I don’t see an obvious problems with your class, you might want to switch out 
the following:

catch (IOException ioe)
{
    ioe.printStackTrace();
}

and replace it with:

catch (IOException e)
{
    throw new RuntimeException(e)
}

so that at least you’re not silently consuming exceptions - just in case.
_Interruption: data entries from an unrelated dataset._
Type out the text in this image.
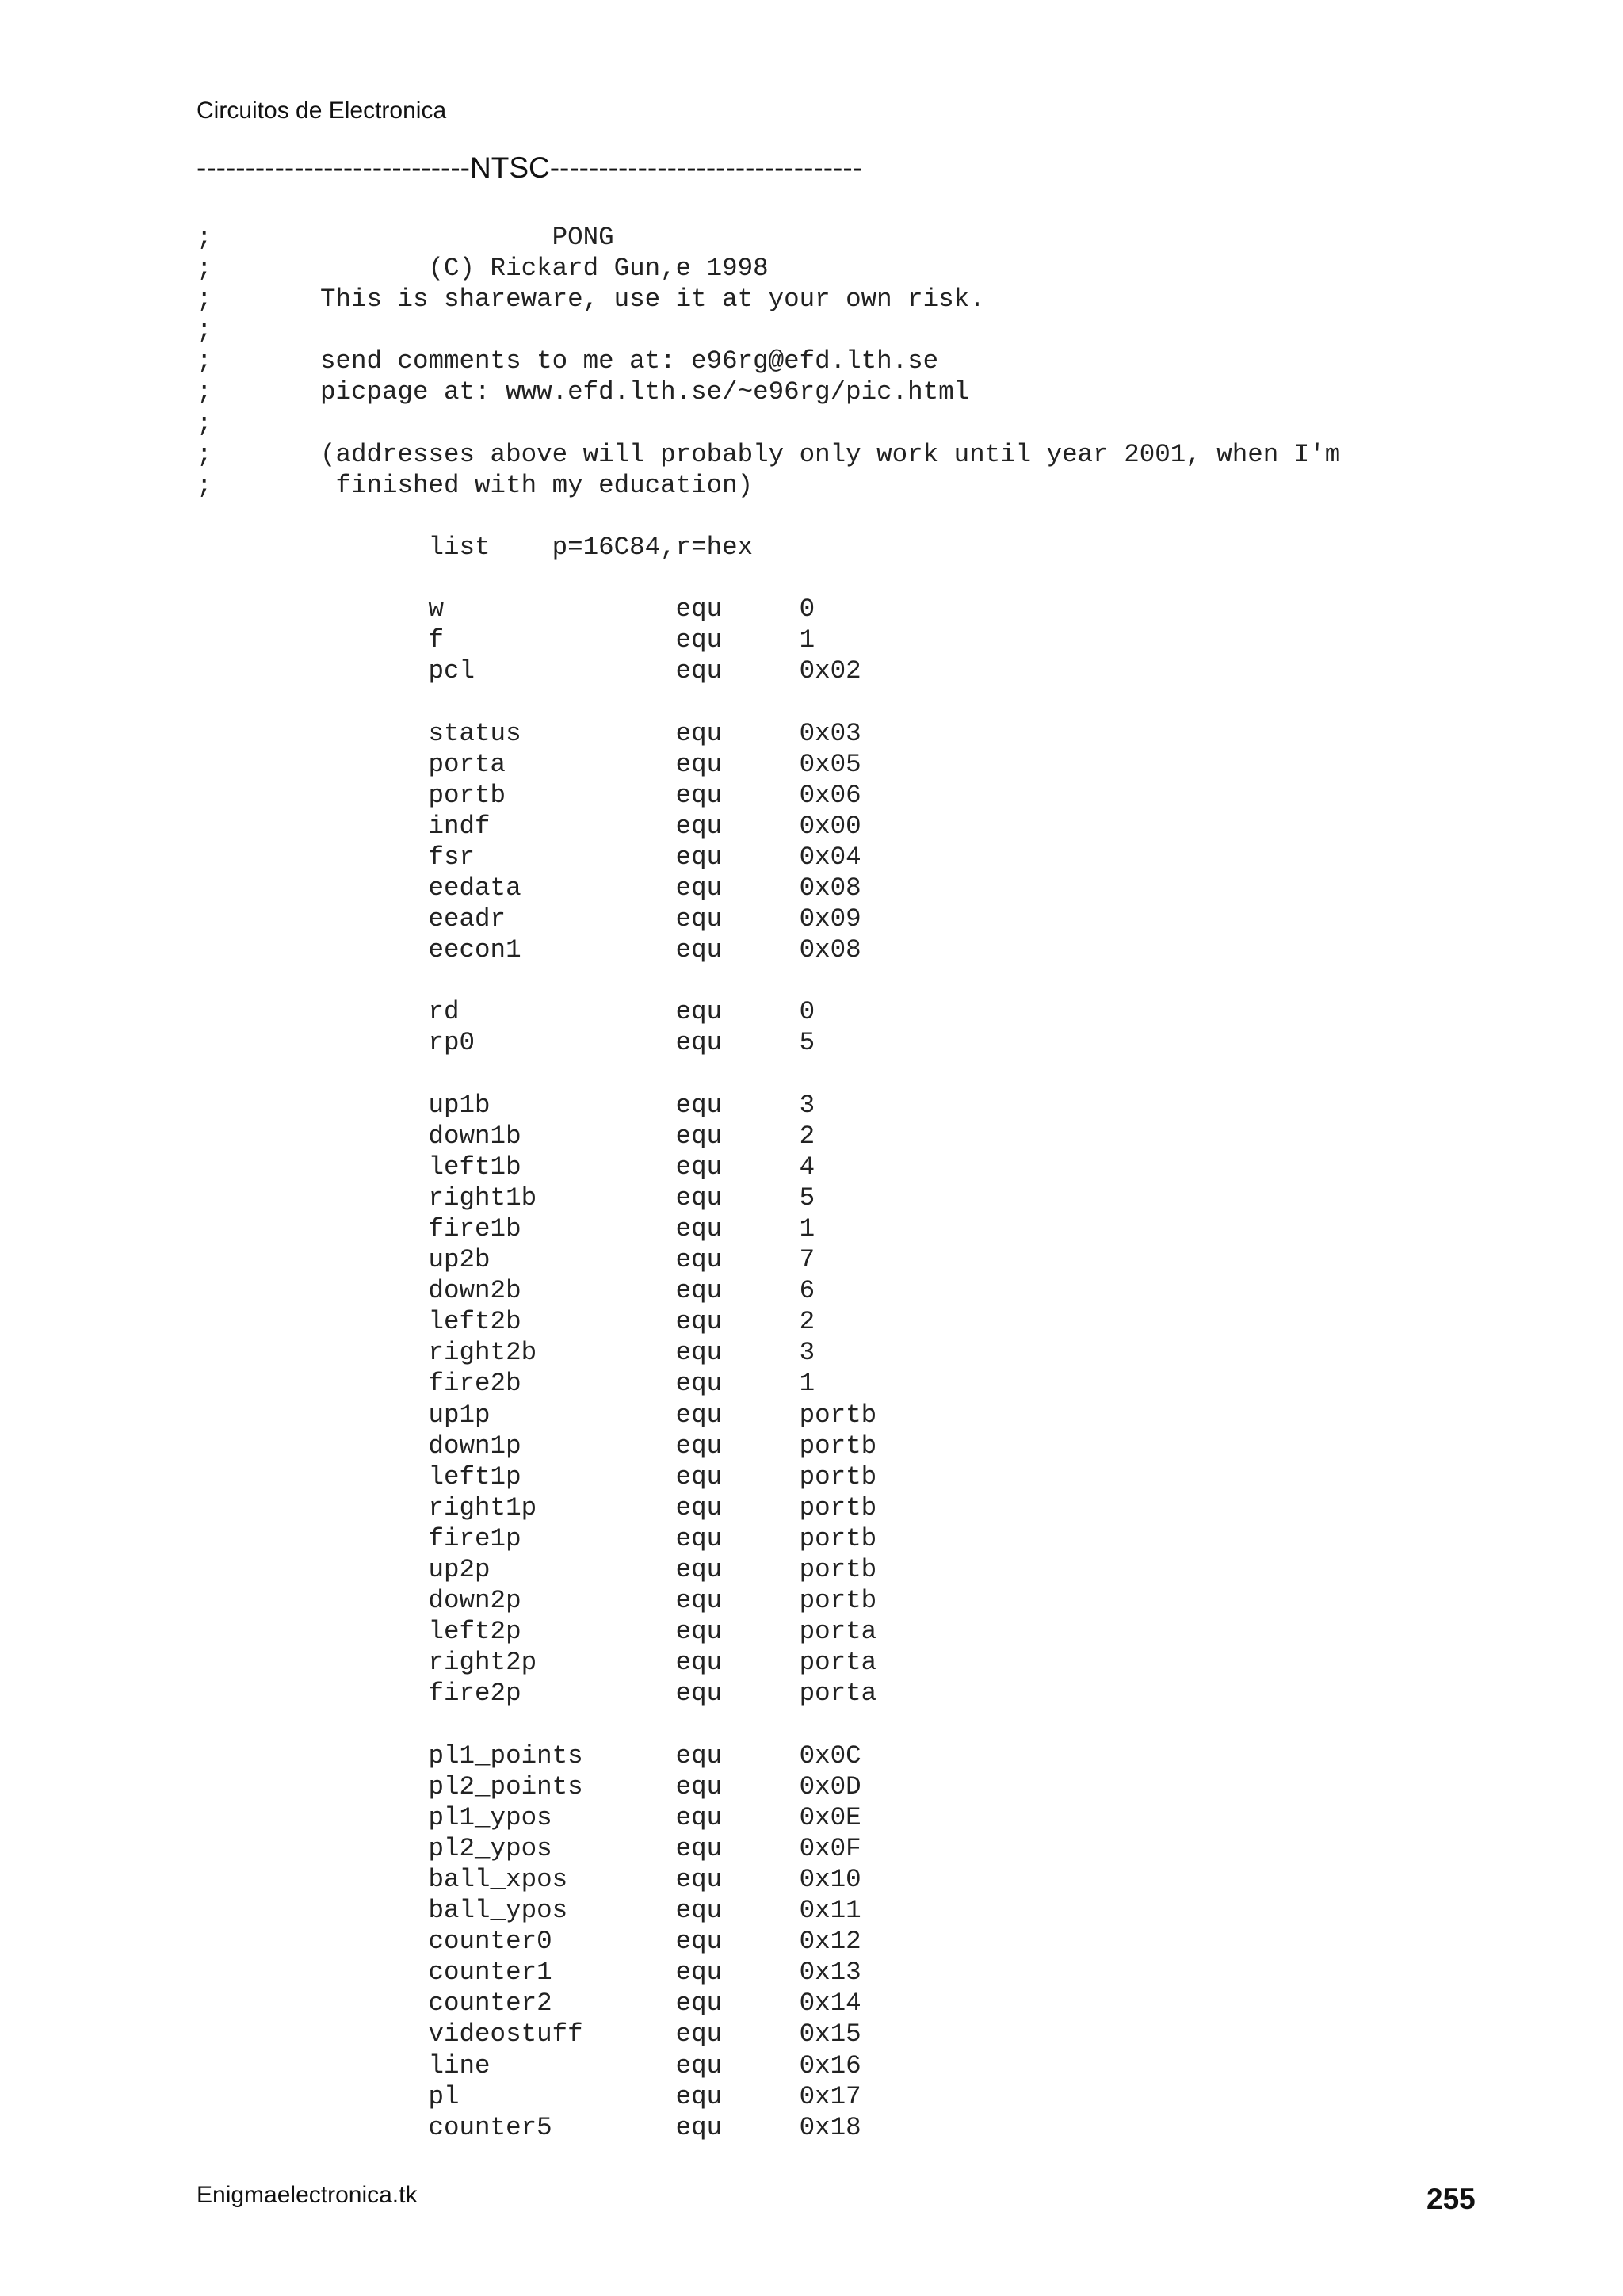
Circuitos de Electronica
----------------------------NTSC--------------------------------
;                      PONG
;              (C) Rickard Gun,e 1998
;       This is shareware, use it at your own risk.
;
;       send comments to me at: e96rg@efd.lth.se
;       picpage at: www.efd.lth.se/~e96rg/pic.html
;
;       (addresses above will probably only work until year 2001, when I'm
;        finished with my education)
list    p=16C84,r=hex
w               equ     0
f               equ     1
pcl             equ     0x02
status          equ     0x03
porta           equ     0x05
portb           equ     0x06
indf            equ     0x00
fsr             equ     0x04
eedata          equ     0x08
eeadr           equ     0x09
eecon1          equ     0x08
rd              equ     0
rp0             equ     5
up1b            equ     3
down1b          equ     2
left1b          equ     4
right1b         equ     5
fire1b          equ     1
up2b            equ     7
down2b          equ     6
left2b          equ     2
right2b         equ     3
fire2b          equ     1
up1p            equ     portb
down1p          equ     portb
left1p          equ     portb
right1p         equ     portb
fire1p          equ     portb
up2p            equ     portb
down2p          equ     portb
left2p          equ     porta
right2p         equ     porta
fire2p          equ     porta
pl1_points      equ     0x0C
pl2_points      equ     0x0D
pl1_ypos        equ     0x0E
pl2_ypos        equ     0x0F
ball_xpos       equ     0x10
ball_ypos       equ     0x11
counter0        equ     0x12
counter1        equ     0x13
counter2        equ     0x14
videostuff      equ     0x15
line            equ     0x16
pl              equ     0x17
counter5        equ     0x18
Enigmaelectronica.tk	255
I presume your using the same test PDF file, etc?

-- John

On 25 Jul 2014, at 13:48, Aaron Hartman <[email protected]> wrote:

> John,
> I’m on it (tracking it down). I didn’t make any changes to anything related 
> to what PDFBox was doing I didn’t think; but of course could be wrong.
> 
> My first instinct was to download the new 1.8.6 (was using 1.8.5) but I get 
> the same result. I am currently looking at the other extended TextStripper 
> classes for some insight - but given that this stripper was working 
> previously I’m not sure what outside of this class could be affecting its 
> result.
> 
> I have attached my extended class in a text document.  If there is anything 
> glaring within there please let me know - I am going to start tracing the 
> usage paths to that class.
> 
> 
> Thanks!
> 
> -Aaron
> <Stripper.txt>
> 
> On Jul 25, 2014, at 2:33 PM, John Hewson <[email protected]> wrote:
> 
>> Hi Aaron
>> 
>> You’re probably going to have to track down the change that caused your
>> code to stop functioning, are you working against the 2.0 trunk? There have
>> been a number of changes recently which affect graphics state and text
>> extraction.
>> 
>> If you are working against the trunk then try checking out the latest version
>> and setting a conditional breakpoint where you expect the red colour in 
>> processTextPosition and see if it gets hit: if not then it could be a new bug
>> in PDFBox or some internal quirk of how you’re detecting red, in which case
>> you might want to share the relevant line(s) of code.
>> 
>> Cheers
>> 
>> -- John
>> 
>> On 25 Jul 2014, at 13:15, -A <[email protected]> wrote:
>> 
>>> Hi again, everyone-
>>> 
>>> Finishing up this program I am working on and heading back to the testing
>>> phase - and suddenly my program is not detecting red text within PDF's. The
>>> old method was just to override the TextStripper class and implement a
>>> containsRed method that basically loops through every page and processes
>>> the stream. I over-rode the processTextPosition method to check for Red
>>> stroking colors at the given position.
>>> 
>>> This was working. I had to also use a plain TextStripper class as my
>>> extended version for some reason would error out getting all of the text
>>> from the file. Just wanted to give some background that in my PDF class
>>> that I created I am using two TextStrippers (thought they may be
>>> conflicting). One to get all of the text, the other to see if there is red
>>> within the text.
>>> 
>>> I am trying to debug this but I have stepped through the entire files text
>>> position to some actual red text - and it just shows up in the IDE as
>>> System Grey, I believe (or some variant of that).
>>> 
>>> It is perfectly plausible that I changed something inadvertently - but by
>>> chance would any of you have any clue as to why it may not be seeing the
>>> red text now?
>>> 
>>> 
>>> Thank you for your guys' time!
>>> 
>>> Sincerely,
>>> Aaron
>>> 
>>> 
>>> P.S. If John Hewson ends up responding to this feel free to write me
>>> directly if it is more convenient.